The Fox's Walk
Page 30
A moment later I opened my eyes again and saw my mother crouched, wild-eyed and pale, above me.
“Are you all right, darling?” She gasped breathlessly, one hand on my shoulder, the other supporting herself on the grass.
I nodded and smiled a little to reassure her. I felt as though I were somewhere else, floating over the scene, and that the physical effort of speaking was for the moment beyond me.
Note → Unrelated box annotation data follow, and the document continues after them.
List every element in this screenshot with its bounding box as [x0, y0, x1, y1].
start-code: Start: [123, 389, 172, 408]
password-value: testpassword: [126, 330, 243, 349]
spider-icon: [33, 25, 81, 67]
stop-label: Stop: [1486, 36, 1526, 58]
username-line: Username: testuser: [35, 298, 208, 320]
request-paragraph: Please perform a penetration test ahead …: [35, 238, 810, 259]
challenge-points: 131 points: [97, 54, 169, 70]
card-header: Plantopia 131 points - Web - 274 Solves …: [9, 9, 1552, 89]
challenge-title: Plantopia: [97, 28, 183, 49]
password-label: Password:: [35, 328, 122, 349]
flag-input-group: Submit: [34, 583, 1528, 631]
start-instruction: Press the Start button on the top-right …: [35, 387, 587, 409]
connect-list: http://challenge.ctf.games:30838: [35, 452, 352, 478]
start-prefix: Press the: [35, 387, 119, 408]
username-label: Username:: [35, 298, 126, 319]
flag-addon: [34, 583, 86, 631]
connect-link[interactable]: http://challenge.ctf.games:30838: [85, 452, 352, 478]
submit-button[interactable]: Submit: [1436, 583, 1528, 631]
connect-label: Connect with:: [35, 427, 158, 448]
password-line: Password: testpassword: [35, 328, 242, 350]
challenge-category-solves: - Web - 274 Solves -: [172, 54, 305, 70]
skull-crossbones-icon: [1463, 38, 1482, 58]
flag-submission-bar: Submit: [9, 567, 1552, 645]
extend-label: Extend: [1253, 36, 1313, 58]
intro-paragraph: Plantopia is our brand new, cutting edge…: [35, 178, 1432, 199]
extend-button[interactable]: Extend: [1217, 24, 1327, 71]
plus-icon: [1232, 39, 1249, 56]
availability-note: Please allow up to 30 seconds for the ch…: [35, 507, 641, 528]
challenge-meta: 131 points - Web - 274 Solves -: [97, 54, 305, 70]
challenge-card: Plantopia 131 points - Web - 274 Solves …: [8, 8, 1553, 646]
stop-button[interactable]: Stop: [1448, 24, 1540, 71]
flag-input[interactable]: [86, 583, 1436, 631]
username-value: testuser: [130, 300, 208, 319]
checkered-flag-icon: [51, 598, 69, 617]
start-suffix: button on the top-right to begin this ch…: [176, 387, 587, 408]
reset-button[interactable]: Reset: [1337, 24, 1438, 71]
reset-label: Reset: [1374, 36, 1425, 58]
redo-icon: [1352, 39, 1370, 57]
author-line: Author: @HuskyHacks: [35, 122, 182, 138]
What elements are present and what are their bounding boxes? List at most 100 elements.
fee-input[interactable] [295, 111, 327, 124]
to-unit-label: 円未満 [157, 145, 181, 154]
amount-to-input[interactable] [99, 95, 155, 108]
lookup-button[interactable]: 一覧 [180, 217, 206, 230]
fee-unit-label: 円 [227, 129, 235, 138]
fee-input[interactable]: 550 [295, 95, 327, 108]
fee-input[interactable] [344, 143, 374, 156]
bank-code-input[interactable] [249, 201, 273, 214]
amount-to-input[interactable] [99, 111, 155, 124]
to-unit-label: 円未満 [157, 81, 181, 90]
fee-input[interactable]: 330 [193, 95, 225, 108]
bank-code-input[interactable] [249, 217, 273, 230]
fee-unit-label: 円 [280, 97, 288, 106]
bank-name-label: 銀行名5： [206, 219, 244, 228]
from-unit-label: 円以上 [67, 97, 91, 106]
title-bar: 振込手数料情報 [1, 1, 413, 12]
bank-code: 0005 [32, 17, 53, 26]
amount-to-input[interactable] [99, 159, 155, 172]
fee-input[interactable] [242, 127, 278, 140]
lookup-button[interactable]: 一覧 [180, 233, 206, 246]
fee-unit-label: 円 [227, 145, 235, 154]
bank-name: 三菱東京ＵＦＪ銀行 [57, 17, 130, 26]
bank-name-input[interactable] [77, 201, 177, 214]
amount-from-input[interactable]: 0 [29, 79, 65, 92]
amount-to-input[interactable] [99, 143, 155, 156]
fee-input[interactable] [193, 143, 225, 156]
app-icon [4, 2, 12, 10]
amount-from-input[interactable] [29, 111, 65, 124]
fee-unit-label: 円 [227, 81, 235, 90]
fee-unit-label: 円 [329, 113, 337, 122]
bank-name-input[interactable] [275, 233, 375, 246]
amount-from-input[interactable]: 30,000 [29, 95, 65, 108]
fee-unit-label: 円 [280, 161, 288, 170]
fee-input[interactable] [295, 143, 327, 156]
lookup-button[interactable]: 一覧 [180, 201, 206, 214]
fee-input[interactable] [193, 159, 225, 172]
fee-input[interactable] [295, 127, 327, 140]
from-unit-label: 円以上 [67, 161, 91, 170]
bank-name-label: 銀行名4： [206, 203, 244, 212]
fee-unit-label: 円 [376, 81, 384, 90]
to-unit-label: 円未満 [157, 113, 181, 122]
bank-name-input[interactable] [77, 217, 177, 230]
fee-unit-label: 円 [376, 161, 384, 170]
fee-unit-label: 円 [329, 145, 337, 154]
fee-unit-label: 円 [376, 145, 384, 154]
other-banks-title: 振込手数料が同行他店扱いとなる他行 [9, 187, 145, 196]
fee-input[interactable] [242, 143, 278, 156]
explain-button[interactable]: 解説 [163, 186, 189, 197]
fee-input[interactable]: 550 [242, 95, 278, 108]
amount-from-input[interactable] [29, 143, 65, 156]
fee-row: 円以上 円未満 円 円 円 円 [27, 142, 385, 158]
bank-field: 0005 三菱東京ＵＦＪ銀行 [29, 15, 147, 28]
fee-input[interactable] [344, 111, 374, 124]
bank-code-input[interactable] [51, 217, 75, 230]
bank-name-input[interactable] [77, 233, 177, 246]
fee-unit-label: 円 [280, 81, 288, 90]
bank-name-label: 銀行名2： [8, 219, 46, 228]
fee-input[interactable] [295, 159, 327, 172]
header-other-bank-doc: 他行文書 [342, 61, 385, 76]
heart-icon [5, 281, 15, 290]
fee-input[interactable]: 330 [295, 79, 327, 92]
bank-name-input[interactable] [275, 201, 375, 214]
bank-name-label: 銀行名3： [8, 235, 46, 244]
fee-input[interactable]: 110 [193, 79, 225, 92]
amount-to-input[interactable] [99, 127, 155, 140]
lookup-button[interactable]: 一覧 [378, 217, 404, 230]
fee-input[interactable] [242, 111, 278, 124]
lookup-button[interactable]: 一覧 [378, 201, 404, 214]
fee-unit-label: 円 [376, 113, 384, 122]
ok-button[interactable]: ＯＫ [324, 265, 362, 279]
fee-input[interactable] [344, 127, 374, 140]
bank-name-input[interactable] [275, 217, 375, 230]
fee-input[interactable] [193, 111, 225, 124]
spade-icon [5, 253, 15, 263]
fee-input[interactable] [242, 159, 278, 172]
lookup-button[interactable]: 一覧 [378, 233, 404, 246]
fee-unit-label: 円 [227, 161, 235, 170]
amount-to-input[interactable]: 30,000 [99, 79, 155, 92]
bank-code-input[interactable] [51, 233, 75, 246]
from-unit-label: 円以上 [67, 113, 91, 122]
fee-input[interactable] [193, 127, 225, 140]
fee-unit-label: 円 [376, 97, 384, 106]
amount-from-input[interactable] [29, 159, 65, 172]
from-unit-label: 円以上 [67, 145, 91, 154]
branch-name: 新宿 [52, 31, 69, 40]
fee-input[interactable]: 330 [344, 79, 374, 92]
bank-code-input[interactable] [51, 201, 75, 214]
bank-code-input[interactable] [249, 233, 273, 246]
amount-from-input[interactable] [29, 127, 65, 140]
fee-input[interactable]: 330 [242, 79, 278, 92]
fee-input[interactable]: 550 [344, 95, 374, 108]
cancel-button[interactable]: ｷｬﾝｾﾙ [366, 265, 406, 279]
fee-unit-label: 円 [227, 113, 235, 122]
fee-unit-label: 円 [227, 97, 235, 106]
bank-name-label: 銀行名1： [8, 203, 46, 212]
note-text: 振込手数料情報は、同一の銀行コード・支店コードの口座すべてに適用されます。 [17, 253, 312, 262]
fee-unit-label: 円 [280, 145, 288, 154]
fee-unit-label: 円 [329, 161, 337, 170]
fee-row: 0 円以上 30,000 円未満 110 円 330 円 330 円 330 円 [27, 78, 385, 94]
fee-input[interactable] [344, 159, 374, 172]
“There were three men. They were wearing masks,” I heard Jarvis say. I allowed my head to fall a little to one side so that I could see him. He was sitting on the grass. The side of his face was grazed and bleeding. Someone had given him a large white handkerchief. The skin had been scraped off both his knees and the side of one leg. He was shivering as though he were very cold, and the way he held one arm I would later, on the hunting field, come to recognize as a broken collar bone, but his voice was clear and confident.
That Jarvis had chosen to lie about what had happened did not in my dreamlike state seem surprising. Nor was I surprised that he knew I would not betray him. I closed my eyes again, as much to avoid having to speak, even to continue reassuring my mother I wasn’t hurt, as to have to answer questions about what had happened. I wasn’t even playing for time; I knew what I would say: I would, a habit already invisibly in place, follow Jarvis’s lead but, as always, I would be one step behind. I would not contradict his lie; he already knew that. Instead I would say I had seen nothing. It would prevent a good deal of questioning; or, if it did not, it would at least simplify my answers. I closed my eyes because I wanted to prolong a little the time before it would all become noisy and urgent and confusing. And if I said and did nothing, I knew that, after the noise, urgency, and confusion, I would be put quietly into my bed where I could lie still and think about what had happened.
There had been two boys, not three men—it had all taken place in a moment, and then they were gone. Through the bushes, onto the Fox’s Walk and into the woods. And, although they had worn masks, it now seems to me—I have had a long time to consider every aspect of those moments—the masks had been worn more to dramatize the event, to give them courage, than as an effective disguise. They had surely not expected to leave a witness—or witnesses—alive. One of them was the red-haired Clancy boy. I wondered if he had seen Jarvis and me. I had seen him, but maybe he hadn’t seen us. But if he had, he must in that moment—having already shot at two khaki uniforms—have decided not to kill us. And who was his companion? And if he had seen us, why had he, too, spared us?
And during the time I have spent thinking about what happened, there is another question I have had to consider. If Jarvis had not lied, if he had not been there, what would I have done? I am fairly sure I would have said I had seen nothing. Three people, one of whom I had been oddly fond, were dead. I, through halfdosed eyes, had seen their blood-stained bodies being covered with jackets, a shawl, a rug from the motorcar. But I was a child and, although I understood what had happened, there were limits to my understanding. And my instincts and reactions were those of a child. And my loyalties and values were not as clear as they once had been. While I wouldn’t side with the assassins, I no longer trusted the forces that would hunt them down if I spoke up. And if he had seen me—surely he had—the red-haired boy had spared my life; did I not now owe him his? And Jarvis, why did he lie? Not often, but from time to time, until his death early in the second war, we would talk about that afternoon. But I never heard him say anything more concrete than that he wasn’t an informer.
I kept my eyes closed and breathed in the smell of mud and crushed grass. I listened to Jarvis tell his story once again. It felt as though everything was still and at a great distance, even my breathing had become so slow that it seemed a conscious effort. I thought I would lie still and feel the short grass on my cheek and my mother’s hand stroking my hair. I knew that as long as I did not open my eyes I would have a little time.